Tests can be a great challenge for many middle school students, especially in the 5th/6th grade transition year. Some of my students have never really ever taken a test until this year! So as a teacher, I feel it is important to ensure my students are prepared! I expect nothing but the best, so I give them the best test taking strategies! I have found that these skills are very helpful and many of my students thank me for teaching this to them.
Before The Test
Organize It! · Write It! · Say It!
I use a 3 day study plan to get my kids learning a system to prepare. Day 1 they organize all of their notes. I send home a check list with every document and worksheet they need to have both on the iPad and on paper. Based on this checklist, I give a notebook quiz (If we don’t grade them they won’t do it!)

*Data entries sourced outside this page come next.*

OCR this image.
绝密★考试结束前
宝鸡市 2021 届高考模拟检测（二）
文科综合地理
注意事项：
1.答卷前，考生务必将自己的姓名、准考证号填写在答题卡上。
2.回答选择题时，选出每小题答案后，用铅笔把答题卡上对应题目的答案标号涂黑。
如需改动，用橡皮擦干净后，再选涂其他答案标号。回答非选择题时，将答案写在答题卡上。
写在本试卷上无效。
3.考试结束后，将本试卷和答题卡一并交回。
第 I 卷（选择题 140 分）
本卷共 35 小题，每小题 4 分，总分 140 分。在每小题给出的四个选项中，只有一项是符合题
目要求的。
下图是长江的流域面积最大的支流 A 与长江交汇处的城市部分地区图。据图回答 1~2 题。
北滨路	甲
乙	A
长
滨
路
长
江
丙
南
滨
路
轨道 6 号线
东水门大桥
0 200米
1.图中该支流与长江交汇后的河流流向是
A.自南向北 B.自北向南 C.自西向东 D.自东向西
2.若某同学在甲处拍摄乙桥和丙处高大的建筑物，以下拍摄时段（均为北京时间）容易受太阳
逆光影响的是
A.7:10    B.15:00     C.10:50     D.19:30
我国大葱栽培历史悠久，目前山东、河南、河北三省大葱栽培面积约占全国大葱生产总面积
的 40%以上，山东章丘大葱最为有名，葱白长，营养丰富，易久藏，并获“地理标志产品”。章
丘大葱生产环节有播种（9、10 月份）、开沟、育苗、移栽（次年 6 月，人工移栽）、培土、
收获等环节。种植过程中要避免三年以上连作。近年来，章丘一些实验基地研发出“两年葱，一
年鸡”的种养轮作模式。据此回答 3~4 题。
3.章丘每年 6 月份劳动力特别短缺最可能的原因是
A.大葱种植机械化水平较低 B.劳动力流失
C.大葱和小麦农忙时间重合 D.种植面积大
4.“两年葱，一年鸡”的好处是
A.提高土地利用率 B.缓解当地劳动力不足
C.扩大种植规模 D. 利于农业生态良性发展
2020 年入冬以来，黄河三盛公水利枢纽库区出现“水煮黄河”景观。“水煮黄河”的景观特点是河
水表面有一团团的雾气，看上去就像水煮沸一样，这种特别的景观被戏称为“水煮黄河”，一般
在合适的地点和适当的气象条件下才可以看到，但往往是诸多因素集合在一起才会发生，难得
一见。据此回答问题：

Day 2, they get a review sheet with important hints to remember and I also throw in some practice questions, especially at the start of the year when they need to get used to how I test. (Application VS Memorization)

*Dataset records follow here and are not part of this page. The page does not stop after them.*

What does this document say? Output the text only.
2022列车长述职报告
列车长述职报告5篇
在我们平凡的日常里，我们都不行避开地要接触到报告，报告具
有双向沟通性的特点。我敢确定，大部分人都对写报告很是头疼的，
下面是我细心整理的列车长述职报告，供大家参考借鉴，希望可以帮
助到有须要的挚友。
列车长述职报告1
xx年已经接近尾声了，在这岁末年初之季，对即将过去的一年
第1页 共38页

Day 3, Read, Recite and Review. They have to come to class with a recording of themselves they can listen to or some type of proof that they have reviewed. Remember they won’t do it if there is no grade! Some of my more attentive students write the answers to their review on flash cards to start and then use these flashcards before their test. Some kids have their parents sign that they helped the review. All acceptable!

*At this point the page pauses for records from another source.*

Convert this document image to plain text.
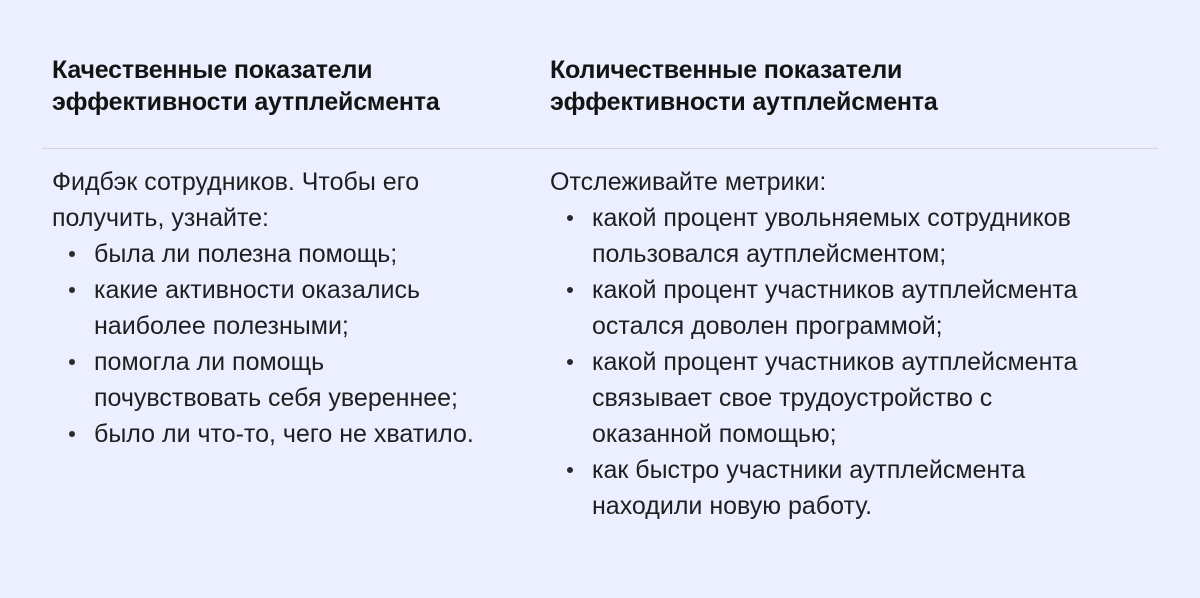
Качественные показатели
эффективности аутплейсмента
Количественные показатели
эффективности аутплейсмента

Фидбэк сотрудников. Чтобы его
получить, узнайте:

была ли полезна помощь;
какие активности оказались
наиболее полезными;
помогла ли помощь
почувствовать себя увереннее;
было ли что-то, чего не хватило.

Отслеживайте метрики:

какой процент увольняемых сотрудников
пользовался аутплейсментом;
какой процент участников аутплейсмента
остался доволен программой;
какой процент участников аутплейсмента
связывает свое трудоустройство с
оказанной помощью;
как быстро участники аутплейсмента
находили новую работу.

I have found that they students who don’t take this seriously are generally the ones that do not perform as well as they can. This strategy helps them on their own identify things they do not understand and come see me or ask for help before it is too late!
During The Test
- Brain Dump – Write down things at the start of the test that are difficult to remember in margins or on back.
- Underline/Circle Key Words – Read instructions and questions actively! Underline and Circle Key words
- Cross-Out Wrong Answers – It sounds simple but they don’t do it. Eliminating wrong answers frees up working memory to focus more on finding the right answers.
- Find Your Challenge – Who says you have to go in order. Do more difficult sections 1st while your fresh and not fatigued from the test
- Review your work – WHY DON’T THEY DO THIS? I have to teach and re-teach my students that this does not mean check that you did every question , check that they are correct too!
After The Test
- Do not just focus on your GRADE! – Look for trends in “your” test data. Where did they do well? Where did they Struggle? Is multiple choice their weakness or their strength? Is there one concept that they recurring struggled with. Middle schoolers don’t know how to do this, you have to teach them this skill!
- Test corrections – I make every student fill out a test correction worksheet and keep them to compare where they continue to struggle on tests.
- Reflect on preparation – This is just as important at the end as it is in the beginning!